Le attività didattiche prevedono lo svolgimento di lezioni frontali, anche con l'ausilio di tecnologie multimediali (con software, videoregistrazioni, filmati...), esercitazioni pratiche guidate; attività laboratoriali con analisi di progetti, interventi, azioni educative, produzione di gruppo di progetti, strumenti di valutazione, interventi didattico-educativi; simulazioni; dibattito con esperti; discussioni collettive e lavoro a gruppi.
B) OBIETTIVI SPECIFICI E DESCRIZIONE DEL PERCORSO FORMATIVO PER LE ATTIVITÀ FORMATIVE CARATTERIZZANTI
I. Area 1: I saperi della scuola
1. Ambito disciplinare linguistico-letterario
Obiettivi specifici
Per quanto riguarda l'ambito linguistico gli obiettivi da raggiungere sono i seguenti:
- conoscenza del patrimonio linguistico nazionale nella sua formazione storica e nelle sue varietà presenti sul territorio;
- presa di coscienza della molteplicità linguistica e culturale che contraddistingue l'Italia attraverso l'insistenza della aree alloglotte;
- individuazione delle strutture essenziali della lingua italiana, soprattutto sul piano morfosintattico;
- distinzione dei registri d'uso e conoscenza delle dimensioni di variabilità della lingua;
- conoscenza delle fasi dell'acquisizione della lingua in contesti naturali e guidati;
- sviluppo della capacità di riflessione sulla lingua secondo i modelli dell'educazione linguistica;
- creazione di abilità nella manipolazione della lingua, con ricaduta sul piano della didattica specifica per la scuola primaria;
- conoscenza dei processi sottesi alla lettura e alla scrittura per lo sviluppo delle competenze testuali (dalle prime fasi di apprendimento ai modelli esperti);
- arricchimento del lessico e uso dei moderni strumenti utili;
- sviluppo della capacità di selezionare e proporre materiali didattici adeguati alle competenze degli allievi attraverso criteri oggettivi quali la leggibilità e la comprensibilità.
L'educazione letteraria nell'ambito della formazione dei futuri docenti della scuola primaria e dell'infanzia mira a:
- creare abitudine alla lettura, come formazione continua della persona anche attraverso la conoscenza specifica della letteratura per l'infanzia;
- dare competenze per interpretare il messaggio letterario, cogliendone anche i pensieri e le emozioni;
- offrire strumenti per individuare le qualità estetiche e i valori di cui i testi sono portatori, al fine di scegliere brani o opere da proporre in lettura ai bambini, educandone il gusto;
- capire il pensiero narrativo e le sue strutture;
- saper analizzare e commentare un testo;
- conoscere la tradizione letteraria italiana e le sue forme di trasmissione.

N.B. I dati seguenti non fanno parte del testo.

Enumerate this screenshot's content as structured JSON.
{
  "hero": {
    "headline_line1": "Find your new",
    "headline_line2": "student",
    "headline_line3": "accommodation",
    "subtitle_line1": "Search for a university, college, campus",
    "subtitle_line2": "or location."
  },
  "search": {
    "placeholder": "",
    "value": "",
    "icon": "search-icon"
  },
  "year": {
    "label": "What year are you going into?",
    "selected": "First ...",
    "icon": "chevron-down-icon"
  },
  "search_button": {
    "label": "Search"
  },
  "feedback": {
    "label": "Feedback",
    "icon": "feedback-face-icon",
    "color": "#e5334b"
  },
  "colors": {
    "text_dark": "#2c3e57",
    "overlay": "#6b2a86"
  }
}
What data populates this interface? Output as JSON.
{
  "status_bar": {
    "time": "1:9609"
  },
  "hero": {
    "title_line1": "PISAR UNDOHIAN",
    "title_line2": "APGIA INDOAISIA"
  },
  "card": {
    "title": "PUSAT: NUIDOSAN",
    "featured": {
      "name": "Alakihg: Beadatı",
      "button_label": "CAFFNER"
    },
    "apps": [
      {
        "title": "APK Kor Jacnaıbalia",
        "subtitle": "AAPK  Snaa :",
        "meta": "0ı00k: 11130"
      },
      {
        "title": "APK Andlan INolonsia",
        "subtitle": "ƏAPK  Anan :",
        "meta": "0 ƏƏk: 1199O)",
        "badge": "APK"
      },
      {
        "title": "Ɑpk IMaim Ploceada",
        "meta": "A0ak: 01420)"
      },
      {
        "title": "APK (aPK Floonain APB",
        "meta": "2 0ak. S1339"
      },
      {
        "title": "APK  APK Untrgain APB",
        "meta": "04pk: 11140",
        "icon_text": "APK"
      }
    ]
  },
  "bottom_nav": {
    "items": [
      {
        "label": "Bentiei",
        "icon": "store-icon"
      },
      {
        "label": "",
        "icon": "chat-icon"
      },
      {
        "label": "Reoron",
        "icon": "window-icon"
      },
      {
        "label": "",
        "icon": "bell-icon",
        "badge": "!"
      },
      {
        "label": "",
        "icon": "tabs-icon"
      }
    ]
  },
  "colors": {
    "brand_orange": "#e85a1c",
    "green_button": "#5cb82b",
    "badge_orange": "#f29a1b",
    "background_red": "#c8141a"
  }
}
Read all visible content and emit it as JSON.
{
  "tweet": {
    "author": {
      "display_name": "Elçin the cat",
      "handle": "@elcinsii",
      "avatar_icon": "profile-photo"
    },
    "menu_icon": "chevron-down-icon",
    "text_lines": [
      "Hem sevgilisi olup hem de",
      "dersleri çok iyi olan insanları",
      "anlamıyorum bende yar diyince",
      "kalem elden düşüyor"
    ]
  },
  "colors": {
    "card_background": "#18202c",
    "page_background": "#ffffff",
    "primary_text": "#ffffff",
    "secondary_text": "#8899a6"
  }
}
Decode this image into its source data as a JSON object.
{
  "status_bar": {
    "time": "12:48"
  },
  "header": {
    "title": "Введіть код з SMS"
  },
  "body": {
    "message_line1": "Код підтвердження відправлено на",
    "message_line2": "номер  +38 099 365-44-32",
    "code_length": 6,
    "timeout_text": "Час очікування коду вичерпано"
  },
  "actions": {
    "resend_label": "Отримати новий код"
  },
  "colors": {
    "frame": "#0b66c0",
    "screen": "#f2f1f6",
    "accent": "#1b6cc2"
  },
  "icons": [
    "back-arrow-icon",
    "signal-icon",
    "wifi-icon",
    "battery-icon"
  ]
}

Modalità didattiche per il perseguimento degli obiettivi
Per quanto riguarda la metodologia didattica si prevedono:
- lezioni frontali integrate;
- esercitazioni e laboratori applicativi;
- uso degli strumenti elettronici per la linguistica (corpora linguistici, dizionari elettronici, strumenti di analisi stilometrica, concordanze) e per la lettura e analisi di testi letterari
- uso degli strumenti cartacei (dizionari storici ed etimologici, dizionari dell'uso, metodici, ragionati)
- uso degli strumenti specifici per la scuola primaria (dizionari per bambini, indici di leggibilità, software didattico)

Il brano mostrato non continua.